L’Université York offre aussi des programmes de premier cycle, de maîtrise et de certificat dans ce domaine. D’autres universités ont mis en place divers programmes : L’Université de Brandon au Manitoba propose un programme de premier cycle, et l’Université Royal Roads à Victoria, des programmes de maîtrise et de diplôme d’études supérieures. L’Université métropolitaine de Toronto et l’Université de Victoria proposent toutes deux des certificats par l’intermédiaire de leur département de formation continue. L’Université du Québec à Montréal offre un diplôme d’études supérieures, en plus de diriger l’Observatoire canadien sur les crises et l’action humanitaires (OCCAH).  

Ce domaine de recherche spécialisé a en fait vu le jour au Canada. En 1920, Samuel Henry Prince, du Nouveau-Brunswick, a publié Catastrophe and Social Change, une étude de l’explosion de Halifax qui était fondée sur sa thèse de doctorat à l’Université Columbia. L’ouvrage est maintenant considéré comme la première étude systématique d’une catastrophe

Peu de choses se sont ensuite produites durant les quelque 80 années qui ont suivi. Au début de septembre 2001, Jack Lindsay, professeur agrégé au programme d’études appliquées en catastrophes et situations d’urgence de l’Université de Brandon, a donné l’un des premiers cours au pays portant sur les catastrophes. Il n’existait aucun cours semblable au Canada, et on n’en recensait que quelques-uns à travers le monde. Une semaine plus tard, le domaine était à jamais métamorphosé. 

« Les attentats du 11 septembre ont tout changé. Les fonds ont commencé à affluer », se souvient-il, relevant que certains programmes américains ont même été renommés. En y intégrant des mentions comme « sécurité nationale », on souhaitait attirer les dons et les fonds par l’intermédiaire d’organisations comme l’Institut de gestion des situations d’urgence (FEMA). Une étude de 2003 dénombrait 89 programmes en gestion de situations d’urgence aux États-Unis, par rapport à cinq en 1995. 

De nos jours, il existe des centaines de tels programmes aux États-Unis, dont 23 de niveau doctoral. Au Canada, les écoles polytechniques et les collèges offrent une formation en gestion des situations d’urgence destinée aux secouristes, tandis que les programmes universitaires allient la théorie à la formation pratique destinée aux gestionnaires.  

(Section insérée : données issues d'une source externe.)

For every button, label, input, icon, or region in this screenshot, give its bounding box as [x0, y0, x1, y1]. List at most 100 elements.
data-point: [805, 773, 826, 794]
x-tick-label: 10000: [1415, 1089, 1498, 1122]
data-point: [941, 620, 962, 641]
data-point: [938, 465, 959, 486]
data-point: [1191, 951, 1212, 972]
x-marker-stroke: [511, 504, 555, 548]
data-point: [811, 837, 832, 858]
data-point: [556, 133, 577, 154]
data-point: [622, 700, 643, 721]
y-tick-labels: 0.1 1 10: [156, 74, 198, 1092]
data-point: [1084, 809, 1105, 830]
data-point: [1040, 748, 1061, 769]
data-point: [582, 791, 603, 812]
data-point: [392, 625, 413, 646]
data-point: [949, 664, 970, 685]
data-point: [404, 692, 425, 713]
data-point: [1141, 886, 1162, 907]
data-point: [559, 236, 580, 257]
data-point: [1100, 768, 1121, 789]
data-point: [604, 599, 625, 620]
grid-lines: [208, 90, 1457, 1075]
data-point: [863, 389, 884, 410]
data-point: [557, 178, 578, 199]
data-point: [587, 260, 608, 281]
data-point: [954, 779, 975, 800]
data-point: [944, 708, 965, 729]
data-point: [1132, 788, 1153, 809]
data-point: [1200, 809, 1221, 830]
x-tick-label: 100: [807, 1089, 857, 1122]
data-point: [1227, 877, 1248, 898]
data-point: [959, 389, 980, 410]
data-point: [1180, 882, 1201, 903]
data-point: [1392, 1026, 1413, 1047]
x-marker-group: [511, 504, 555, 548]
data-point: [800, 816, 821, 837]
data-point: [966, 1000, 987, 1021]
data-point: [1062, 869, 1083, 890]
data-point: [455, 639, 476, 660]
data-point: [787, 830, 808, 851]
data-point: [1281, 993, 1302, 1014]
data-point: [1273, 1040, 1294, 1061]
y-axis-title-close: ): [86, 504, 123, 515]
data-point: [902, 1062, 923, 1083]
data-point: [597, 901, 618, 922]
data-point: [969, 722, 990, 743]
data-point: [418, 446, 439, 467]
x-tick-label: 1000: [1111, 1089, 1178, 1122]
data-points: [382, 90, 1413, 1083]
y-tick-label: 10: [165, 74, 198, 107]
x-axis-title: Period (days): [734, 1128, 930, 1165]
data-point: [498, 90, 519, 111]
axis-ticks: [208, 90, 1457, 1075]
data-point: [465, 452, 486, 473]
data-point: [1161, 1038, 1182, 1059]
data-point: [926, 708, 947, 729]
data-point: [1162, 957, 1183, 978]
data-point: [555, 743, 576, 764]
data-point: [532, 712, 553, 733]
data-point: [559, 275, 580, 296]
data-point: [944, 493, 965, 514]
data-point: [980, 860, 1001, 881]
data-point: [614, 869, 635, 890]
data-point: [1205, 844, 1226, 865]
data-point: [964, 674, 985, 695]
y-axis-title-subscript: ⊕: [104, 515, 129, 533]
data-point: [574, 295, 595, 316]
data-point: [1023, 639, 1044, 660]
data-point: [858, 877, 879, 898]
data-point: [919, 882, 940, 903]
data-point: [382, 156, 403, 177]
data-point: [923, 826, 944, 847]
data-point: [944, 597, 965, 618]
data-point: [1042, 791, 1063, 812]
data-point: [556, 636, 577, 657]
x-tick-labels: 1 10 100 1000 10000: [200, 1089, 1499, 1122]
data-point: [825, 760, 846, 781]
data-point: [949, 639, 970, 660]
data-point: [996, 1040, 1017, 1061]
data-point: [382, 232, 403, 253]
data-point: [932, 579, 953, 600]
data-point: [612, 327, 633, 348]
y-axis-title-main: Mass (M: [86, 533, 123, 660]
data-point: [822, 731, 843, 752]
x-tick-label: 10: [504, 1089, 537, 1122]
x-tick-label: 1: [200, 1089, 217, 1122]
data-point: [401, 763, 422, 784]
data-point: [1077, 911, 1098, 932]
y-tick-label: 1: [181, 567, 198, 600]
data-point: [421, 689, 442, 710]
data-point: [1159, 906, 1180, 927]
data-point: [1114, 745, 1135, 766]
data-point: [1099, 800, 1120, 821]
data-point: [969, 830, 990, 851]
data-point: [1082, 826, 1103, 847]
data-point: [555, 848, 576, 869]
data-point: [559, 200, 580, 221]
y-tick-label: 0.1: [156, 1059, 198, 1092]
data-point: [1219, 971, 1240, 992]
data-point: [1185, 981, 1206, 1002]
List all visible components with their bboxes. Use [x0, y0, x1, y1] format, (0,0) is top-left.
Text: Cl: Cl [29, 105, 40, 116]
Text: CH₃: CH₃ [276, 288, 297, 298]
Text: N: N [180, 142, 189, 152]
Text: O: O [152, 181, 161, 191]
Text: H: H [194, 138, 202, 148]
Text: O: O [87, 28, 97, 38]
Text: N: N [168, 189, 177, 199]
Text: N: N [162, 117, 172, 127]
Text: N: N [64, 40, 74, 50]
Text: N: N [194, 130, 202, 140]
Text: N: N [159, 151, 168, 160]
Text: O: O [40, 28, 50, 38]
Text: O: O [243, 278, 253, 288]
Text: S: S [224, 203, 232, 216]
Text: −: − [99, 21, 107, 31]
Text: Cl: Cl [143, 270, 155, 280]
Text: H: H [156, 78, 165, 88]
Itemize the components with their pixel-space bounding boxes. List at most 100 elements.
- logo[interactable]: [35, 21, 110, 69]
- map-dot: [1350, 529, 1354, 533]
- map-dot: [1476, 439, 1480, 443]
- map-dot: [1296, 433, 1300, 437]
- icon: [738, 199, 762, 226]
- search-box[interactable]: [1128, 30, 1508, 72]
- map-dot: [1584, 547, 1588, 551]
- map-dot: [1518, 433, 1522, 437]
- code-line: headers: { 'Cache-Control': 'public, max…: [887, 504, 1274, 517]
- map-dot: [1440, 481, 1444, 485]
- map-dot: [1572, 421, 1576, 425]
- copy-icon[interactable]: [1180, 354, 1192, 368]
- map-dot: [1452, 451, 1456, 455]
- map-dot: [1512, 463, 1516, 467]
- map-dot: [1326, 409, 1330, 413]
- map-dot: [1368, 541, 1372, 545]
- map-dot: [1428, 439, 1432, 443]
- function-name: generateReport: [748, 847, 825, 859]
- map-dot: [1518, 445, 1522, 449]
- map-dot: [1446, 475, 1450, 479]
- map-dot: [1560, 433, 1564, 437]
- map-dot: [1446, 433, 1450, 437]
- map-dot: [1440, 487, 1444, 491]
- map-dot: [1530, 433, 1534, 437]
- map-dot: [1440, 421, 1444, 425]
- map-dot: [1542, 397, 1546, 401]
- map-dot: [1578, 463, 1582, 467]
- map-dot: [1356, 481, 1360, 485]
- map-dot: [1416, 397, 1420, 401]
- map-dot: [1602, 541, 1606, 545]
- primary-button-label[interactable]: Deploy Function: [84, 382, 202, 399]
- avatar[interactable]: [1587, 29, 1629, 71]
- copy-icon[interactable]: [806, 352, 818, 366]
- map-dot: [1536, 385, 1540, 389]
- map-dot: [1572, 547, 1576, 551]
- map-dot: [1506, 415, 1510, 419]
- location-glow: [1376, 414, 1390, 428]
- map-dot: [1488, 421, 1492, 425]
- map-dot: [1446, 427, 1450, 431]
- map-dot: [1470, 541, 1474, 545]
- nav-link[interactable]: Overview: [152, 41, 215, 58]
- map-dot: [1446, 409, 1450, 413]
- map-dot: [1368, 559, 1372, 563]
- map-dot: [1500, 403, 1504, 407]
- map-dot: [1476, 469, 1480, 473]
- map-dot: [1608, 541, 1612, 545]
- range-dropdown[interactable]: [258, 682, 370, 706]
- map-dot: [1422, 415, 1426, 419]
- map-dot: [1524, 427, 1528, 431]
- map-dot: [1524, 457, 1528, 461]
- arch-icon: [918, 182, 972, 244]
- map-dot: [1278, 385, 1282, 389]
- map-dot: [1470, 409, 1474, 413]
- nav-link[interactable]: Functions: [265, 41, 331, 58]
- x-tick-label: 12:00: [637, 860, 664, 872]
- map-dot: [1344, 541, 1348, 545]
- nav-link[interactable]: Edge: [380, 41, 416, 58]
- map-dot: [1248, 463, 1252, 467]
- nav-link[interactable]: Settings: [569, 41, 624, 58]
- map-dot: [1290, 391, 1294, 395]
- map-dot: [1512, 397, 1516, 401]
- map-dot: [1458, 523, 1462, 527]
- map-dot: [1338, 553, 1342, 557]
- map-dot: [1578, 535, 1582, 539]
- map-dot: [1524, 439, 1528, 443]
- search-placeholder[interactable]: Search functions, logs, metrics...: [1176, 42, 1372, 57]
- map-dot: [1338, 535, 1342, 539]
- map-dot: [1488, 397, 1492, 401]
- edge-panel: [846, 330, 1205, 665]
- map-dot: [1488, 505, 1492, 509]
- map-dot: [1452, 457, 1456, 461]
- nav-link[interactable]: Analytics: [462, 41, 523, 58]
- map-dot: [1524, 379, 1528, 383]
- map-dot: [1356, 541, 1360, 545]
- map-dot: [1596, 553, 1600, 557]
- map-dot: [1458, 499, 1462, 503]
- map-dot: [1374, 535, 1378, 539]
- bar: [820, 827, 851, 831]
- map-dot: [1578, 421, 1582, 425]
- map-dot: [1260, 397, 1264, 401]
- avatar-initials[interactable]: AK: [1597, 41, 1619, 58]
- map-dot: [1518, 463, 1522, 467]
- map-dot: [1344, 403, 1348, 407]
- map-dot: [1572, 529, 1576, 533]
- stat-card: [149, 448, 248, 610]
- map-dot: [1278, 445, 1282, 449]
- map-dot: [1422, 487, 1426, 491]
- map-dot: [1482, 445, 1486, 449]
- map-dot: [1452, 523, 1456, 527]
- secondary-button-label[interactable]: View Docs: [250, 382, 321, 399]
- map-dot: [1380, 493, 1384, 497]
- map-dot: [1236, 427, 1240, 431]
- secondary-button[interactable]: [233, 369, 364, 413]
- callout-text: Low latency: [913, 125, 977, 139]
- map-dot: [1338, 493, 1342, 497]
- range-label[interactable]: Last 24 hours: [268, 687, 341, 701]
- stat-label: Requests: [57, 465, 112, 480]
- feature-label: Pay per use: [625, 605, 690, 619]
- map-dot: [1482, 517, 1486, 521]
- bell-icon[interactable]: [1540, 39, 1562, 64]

« Les compétences appliquées acquises visent la rédaction de notes d’information pour les ministres ou la préparation de campagnes de sensibilisation du public », explique M. Lindsay.  

Les cours portent généralement sur la gestion de situations d’urgence – selon quatre piliers : atténuation, préparation, intervention et rétablissement –, l’évaluation des risques, le droit, la santé publique, les répercussions sociales et la continuité des activités. Les programmes peuvent toucher à l’urbanisme, aux communications, aux sciences de l’environnement et au genre. La plupart prévoient des projets de recherche et des stages. 

L’Université de Brandon présente son programme comme une formation pratique pour les gestionnaires de situations d’urgence, les personnes assumant un rôle de direction dans les organisations militaires et les services de police et d’incendie, et l’ensemble des personnes qui, dans la fonction publique et le secteur privé, s’occupent de la gestion et de la planification des mesures d’urgence et des risques. Par exemple, M. Lindsay – qui a étudié l’urbanisme – a joué le rôle de gestionnaire de situations d’urgence pendant la panne d’électricité de 1998 à Auckland, alors que le centre-ville avait été privé de courant pendant six semaines. Devant la Commission populaire d’Ottawa, qui a dû composer avec le Convoi de la liberté à Ottawa en 2022, il a également discuté de la manière d’éviter la déclaration de l’état d’urgence.  

Le recteur et vice-chancelier de l’Université Royal Roads Philip Steenkamp explique que les programmes d’études supérieures de l’établissement en gestion des catastrophes, qui ont été lancés en 2006, sont influencés par l’étude des conflits, l’une des spécialités de cette université militaire, ainsi que par sa maîtrise en leadership en matière d’action climatique et son laboratoire Resilience by Design, une initiative de recherche sur les changements climatiques.  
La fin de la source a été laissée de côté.